SparkJiao / llama-pipeline-parallel

A prototype repo for hybrid training of pipeline parallel and distributed data parallel with comments on core code snippets. Feel free to copy code and launch discussions about the problems you have encoured.
48 stars 2 forks source link

Question about "TiedLayerSpec" #8

Open xuanhua opened 1 hour ago

xuanhua commented 1 hour ago

Hi, @SparkJiao , I'm working on finetuning deepseek coder model (like 1b and 6.7b) based on model pipeline, as far as I know, it is based on the llama architecture. And this repo gives me great help. But as a beginner, I did not quite understand about the TiedLayerSpec which is provied by deepspeed library. And I saw you provide two get_model() function.

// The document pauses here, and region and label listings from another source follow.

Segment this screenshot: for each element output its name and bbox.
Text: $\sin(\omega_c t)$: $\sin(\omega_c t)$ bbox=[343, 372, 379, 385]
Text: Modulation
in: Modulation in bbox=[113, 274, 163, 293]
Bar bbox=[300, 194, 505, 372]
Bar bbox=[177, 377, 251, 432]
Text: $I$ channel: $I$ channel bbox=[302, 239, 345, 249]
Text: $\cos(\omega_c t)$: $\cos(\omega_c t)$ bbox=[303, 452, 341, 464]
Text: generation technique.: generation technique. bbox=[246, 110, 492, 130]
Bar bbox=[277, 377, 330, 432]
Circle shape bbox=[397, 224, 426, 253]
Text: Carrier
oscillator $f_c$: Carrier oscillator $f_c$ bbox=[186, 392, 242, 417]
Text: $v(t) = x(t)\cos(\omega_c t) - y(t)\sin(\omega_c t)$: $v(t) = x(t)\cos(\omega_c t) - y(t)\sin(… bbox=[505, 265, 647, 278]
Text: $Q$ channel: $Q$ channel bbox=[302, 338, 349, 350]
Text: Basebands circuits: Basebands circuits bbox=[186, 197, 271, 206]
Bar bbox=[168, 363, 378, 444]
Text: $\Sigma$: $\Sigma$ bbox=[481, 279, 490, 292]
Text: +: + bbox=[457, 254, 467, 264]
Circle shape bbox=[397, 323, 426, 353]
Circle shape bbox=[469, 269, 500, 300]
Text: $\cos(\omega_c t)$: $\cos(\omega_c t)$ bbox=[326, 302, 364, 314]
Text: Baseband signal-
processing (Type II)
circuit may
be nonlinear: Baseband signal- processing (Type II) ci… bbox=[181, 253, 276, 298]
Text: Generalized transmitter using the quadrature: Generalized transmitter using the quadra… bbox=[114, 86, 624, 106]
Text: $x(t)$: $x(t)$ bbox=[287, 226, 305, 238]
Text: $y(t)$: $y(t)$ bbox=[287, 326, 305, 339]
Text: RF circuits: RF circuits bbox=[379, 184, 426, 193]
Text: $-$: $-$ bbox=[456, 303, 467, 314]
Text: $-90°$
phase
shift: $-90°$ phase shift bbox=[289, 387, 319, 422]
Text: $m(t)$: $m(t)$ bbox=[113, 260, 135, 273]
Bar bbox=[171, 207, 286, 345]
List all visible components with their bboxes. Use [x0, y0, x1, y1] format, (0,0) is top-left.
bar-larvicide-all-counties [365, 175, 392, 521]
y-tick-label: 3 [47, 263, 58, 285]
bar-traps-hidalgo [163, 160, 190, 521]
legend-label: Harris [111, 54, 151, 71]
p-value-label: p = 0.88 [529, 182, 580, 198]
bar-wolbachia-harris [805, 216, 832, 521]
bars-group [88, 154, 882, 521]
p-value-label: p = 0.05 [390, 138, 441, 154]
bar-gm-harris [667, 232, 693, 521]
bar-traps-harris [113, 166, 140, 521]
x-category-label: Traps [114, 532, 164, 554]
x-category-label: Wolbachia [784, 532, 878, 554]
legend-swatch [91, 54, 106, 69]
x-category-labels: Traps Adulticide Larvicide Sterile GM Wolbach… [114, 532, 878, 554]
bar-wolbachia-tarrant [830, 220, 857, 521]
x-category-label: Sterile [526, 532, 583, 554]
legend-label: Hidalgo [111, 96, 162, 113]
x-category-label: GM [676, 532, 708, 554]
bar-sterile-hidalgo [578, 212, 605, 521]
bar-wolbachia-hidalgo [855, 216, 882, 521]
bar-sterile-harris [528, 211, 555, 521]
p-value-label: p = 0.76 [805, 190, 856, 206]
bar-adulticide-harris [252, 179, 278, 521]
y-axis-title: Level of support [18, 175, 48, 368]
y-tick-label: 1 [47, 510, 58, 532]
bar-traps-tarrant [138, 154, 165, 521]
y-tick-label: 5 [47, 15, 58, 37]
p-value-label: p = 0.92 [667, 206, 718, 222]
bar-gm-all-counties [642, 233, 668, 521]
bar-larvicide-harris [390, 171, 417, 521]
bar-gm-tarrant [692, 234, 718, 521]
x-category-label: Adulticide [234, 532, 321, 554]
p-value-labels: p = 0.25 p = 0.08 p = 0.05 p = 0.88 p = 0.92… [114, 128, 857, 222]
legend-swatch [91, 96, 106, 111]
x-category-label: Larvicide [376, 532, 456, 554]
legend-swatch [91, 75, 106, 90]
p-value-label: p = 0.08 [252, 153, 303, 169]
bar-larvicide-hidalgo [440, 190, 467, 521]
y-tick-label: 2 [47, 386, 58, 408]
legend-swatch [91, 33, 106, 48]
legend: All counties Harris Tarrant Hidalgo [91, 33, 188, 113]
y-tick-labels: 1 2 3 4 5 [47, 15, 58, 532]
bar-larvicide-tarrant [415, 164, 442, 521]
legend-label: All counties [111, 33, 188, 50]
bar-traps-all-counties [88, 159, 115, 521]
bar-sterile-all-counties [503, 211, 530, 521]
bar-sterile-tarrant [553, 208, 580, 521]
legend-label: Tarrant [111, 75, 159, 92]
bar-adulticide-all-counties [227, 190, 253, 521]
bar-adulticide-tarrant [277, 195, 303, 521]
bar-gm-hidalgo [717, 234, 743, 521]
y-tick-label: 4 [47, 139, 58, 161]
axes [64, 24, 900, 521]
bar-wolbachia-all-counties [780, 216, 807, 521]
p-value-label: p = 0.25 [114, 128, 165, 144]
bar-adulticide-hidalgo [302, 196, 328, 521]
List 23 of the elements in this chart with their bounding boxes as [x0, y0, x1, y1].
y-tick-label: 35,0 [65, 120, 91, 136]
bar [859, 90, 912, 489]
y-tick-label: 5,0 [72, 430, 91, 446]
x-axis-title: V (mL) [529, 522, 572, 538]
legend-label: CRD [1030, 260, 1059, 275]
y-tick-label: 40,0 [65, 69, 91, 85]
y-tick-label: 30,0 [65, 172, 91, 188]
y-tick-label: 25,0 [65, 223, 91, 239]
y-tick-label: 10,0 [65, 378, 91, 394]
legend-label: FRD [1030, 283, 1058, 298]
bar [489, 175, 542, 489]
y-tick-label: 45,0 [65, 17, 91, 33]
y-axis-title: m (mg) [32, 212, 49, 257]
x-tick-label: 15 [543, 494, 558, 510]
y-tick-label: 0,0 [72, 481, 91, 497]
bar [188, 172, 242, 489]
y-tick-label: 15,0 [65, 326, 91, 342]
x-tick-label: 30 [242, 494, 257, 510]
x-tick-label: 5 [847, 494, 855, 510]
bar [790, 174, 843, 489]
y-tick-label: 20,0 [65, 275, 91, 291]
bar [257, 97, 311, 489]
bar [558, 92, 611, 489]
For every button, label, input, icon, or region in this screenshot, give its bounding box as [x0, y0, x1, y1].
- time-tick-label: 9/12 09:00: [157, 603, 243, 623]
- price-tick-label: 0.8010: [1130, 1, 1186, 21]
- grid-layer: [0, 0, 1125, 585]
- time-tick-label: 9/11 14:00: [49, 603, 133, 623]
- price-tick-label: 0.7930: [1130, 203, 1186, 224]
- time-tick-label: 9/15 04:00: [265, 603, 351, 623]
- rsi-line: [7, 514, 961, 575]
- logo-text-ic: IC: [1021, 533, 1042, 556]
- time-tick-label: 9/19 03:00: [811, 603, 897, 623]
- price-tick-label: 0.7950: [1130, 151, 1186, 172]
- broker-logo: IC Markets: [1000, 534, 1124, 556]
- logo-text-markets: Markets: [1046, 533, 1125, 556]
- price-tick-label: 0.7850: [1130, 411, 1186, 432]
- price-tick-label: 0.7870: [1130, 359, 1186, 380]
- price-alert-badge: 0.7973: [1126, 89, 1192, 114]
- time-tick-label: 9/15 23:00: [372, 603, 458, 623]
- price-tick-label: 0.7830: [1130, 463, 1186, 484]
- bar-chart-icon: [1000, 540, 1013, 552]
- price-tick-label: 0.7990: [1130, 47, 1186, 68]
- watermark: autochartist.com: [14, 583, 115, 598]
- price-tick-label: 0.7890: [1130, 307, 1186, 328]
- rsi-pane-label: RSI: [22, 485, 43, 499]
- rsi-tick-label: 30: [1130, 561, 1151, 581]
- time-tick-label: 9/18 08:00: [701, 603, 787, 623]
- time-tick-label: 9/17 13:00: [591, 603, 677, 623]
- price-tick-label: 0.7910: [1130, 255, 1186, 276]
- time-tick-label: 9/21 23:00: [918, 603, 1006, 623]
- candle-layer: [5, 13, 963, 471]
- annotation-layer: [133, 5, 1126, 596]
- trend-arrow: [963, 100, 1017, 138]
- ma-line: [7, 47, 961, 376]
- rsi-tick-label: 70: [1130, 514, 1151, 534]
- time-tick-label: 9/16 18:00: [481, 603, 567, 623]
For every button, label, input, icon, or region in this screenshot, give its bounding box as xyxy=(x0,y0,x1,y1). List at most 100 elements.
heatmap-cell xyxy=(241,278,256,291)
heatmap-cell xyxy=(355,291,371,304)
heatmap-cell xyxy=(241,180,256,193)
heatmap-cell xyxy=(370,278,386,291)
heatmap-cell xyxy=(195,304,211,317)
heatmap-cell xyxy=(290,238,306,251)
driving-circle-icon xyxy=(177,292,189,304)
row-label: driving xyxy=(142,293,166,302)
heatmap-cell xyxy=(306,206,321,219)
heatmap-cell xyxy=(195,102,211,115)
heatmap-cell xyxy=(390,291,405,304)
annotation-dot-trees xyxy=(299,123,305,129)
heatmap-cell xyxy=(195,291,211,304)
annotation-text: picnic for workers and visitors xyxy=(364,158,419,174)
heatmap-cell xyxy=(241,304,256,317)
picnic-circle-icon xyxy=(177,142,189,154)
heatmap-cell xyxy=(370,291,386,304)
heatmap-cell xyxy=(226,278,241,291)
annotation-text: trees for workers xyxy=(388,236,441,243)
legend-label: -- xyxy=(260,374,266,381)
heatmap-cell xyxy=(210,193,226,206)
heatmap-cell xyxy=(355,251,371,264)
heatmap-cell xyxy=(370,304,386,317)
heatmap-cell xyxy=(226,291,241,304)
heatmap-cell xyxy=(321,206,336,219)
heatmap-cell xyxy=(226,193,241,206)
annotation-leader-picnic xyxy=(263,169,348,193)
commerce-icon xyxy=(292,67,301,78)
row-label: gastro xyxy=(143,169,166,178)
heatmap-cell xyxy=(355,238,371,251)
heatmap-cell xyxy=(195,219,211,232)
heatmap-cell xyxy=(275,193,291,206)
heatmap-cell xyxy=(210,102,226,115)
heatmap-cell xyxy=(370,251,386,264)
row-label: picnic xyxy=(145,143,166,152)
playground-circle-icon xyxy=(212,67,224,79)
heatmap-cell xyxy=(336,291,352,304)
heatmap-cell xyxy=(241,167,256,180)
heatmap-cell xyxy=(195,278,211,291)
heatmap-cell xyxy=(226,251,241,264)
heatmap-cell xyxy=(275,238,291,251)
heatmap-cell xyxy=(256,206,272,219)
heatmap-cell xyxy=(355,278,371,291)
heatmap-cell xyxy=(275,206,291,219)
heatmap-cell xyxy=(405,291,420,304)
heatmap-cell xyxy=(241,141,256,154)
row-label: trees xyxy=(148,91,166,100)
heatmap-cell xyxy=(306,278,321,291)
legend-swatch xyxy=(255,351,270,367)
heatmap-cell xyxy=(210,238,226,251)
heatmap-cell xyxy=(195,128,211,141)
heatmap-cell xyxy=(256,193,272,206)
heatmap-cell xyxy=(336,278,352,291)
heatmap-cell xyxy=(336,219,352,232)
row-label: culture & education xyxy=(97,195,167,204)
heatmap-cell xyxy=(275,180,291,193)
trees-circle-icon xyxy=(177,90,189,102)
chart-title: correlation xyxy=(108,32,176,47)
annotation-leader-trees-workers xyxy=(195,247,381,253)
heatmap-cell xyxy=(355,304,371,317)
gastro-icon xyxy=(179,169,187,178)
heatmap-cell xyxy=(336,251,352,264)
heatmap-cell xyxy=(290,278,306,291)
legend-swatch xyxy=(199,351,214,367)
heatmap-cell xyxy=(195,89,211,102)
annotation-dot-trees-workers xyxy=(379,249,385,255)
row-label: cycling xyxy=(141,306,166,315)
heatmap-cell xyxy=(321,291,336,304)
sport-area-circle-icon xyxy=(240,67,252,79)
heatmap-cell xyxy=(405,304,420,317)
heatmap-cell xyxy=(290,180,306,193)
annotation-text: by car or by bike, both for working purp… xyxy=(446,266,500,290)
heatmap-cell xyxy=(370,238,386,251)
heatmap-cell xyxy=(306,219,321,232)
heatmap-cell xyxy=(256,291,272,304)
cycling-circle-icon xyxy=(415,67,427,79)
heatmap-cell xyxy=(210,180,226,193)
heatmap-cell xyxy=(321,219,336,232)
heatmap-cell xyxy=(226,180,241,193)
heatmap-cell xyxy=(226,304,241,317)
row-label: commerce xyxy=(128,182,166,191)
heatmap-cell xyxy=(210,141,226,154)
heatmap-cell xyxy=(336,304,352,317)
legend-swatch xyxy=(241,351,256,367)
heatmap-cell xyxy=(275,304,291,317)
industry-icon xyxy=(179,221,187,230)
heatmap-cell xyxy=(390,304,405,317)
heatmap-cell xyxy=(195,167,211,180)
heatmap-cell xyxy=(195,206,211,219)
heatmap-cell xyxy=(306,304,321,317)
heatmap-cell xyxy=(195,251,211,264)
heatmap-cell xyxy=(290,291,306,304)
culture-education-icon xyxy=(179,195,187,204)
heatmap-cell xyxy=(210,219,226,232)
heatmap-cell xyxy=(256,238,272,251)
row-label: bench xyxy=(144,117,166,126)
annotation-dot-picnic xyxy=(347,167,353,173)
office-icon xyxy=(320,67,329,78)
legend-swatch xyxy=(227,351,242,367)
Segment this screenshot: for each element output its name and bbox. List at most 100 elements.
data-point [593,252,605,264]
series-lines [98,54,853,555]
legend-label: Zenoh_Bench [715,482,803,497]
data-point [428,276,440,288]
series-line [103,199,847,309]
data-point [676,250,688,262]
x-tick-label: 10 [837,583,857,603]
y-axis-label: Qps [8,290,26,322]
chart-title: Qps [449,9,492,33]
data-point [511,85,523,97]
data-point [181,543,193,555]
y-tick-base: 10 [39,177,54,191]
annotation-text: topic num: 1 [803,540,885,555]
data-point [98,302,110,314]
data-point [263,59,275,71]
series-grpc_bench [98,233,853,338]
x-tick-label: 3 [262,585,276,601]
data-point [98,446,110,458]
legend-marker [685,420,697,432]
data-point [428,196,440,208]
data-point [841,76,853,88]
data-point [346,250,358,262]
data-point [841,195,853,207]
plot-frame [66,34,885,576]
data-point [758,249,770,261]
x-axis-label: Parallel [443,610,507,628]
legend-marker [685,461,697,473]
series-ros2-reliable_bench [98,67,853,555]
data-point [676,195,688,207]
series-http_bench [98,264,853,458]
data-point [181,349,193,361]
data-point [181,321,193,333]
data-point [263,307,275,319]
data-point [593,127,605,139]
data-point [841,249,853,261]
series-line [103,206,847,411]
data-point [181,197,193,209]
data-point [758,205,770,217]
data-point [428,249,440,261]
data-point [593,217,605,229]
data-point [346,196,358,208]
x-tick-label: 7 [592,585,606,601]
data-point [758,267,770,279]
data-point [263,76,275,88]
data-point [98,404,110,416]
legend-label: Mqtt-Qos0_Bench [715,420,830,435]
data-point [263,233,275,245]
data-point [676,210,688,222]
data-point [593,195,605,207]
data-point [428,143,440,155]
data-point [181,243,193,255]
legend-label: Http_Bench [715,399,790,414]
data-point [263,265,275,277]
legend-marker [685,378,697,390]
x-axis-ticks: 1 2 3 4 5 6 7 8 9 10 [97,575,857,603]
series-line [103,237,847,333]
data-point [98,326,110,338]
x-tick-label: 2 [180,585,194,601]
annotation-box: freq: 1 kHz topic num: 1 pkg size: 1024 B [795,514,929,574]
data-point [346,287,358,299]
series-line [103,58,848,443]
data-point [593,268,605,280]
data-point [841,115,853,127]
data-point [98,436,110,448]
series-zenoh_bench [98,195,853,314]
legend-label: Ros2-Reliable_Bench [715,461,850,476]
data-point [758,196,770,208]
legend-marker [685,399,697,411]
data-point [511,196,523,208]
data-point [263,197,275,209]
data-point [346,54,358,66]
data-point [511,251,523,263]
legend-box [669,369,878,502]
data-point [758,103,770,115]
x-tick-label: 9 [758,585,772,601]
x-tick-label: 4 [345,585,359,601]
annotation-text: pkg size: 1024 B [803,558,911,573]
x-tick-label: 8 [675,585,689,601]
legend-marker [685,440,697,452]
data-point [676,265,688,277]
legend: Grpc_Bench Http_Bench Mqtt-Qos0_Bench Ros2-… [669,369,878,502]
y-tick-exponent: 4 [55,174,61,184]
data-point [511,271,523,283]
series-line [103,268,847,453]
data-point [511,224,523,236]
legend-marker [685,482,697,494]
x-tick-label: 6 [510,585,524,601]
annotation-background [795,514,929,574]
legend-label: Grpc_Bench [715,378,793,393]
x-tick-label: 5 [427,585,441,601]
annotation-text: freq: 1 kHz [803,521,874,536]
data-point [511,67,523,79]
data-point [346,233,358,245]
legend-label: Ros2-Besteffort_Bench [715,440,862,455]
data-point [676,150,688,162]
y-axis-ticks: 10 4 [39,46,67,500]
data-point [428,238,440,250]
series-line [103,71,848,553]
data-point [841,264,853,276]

I just want to know which one should I use ?

def get_model(model):
    layers = [TiedLayerSpec("weight", EmbeddingPipeLayer, model=model, tied_weight_attr="weight"),
              *[LayerSpec(LlamaPipeLayer, model=model, layer_idx=idx) for idx in range(model.config.num_hidden_layers)],
              LayerSpec(FLNPipeLayer, model=model),
              TiedLayerSpec("weight", LMPipeLayer, model=model, tied_weight_attr="weight"),
              ]
    return layers
def get_layers_from_config(model_config, activation_checkpointing: bool = False):
    """
    `tie_word_embeddings` in LLaMA is set to `false`.
    """
    layers = [
        LayerSpec(EmbeddingPipe, model_config.vocab_size, model_config.hidden_size),
        # TiedLayerSpec("weight", EmbeddingPipe, model_config.vocab_size, model_config.hidden_size, tied_weight_attr="weight"),
        *[LayerSpec(ParallelTransformerLayerPipe, model_config, activation_checkpointing)
          for _ in range(model_config.num_hidden_layers)],
        LayerSpec(LayerNormPipe, model_config.hidden_size, model_config.rms_norm_eps),
        LayerSpec(LMLayerPipe, model_config.hidden_size, model_config.vocab_size, bias=False),
        # TiedLayerSpec("weight", LMLayerPipe, model_config.hidden_size, model_config.vocab_size, bias=False,
        #               tied_weight_attr="weight"),
        # LayerSpec(LossLayer),
    ]
    return layers

Expect your reply sincerely

SparkJiao commented 1 hour ago

I recommend using get_layers_from_config. I think there was a but when using get_model and I failed to fix it.

TiedLayerSpec is used for initializing the tied weights, as they share the gradient update. In Transoformer architecture, the weight of input embedding and lm_head sometimes will be tied. But I'm not sure if deepseek's model uses this setting, you may check their config or paper.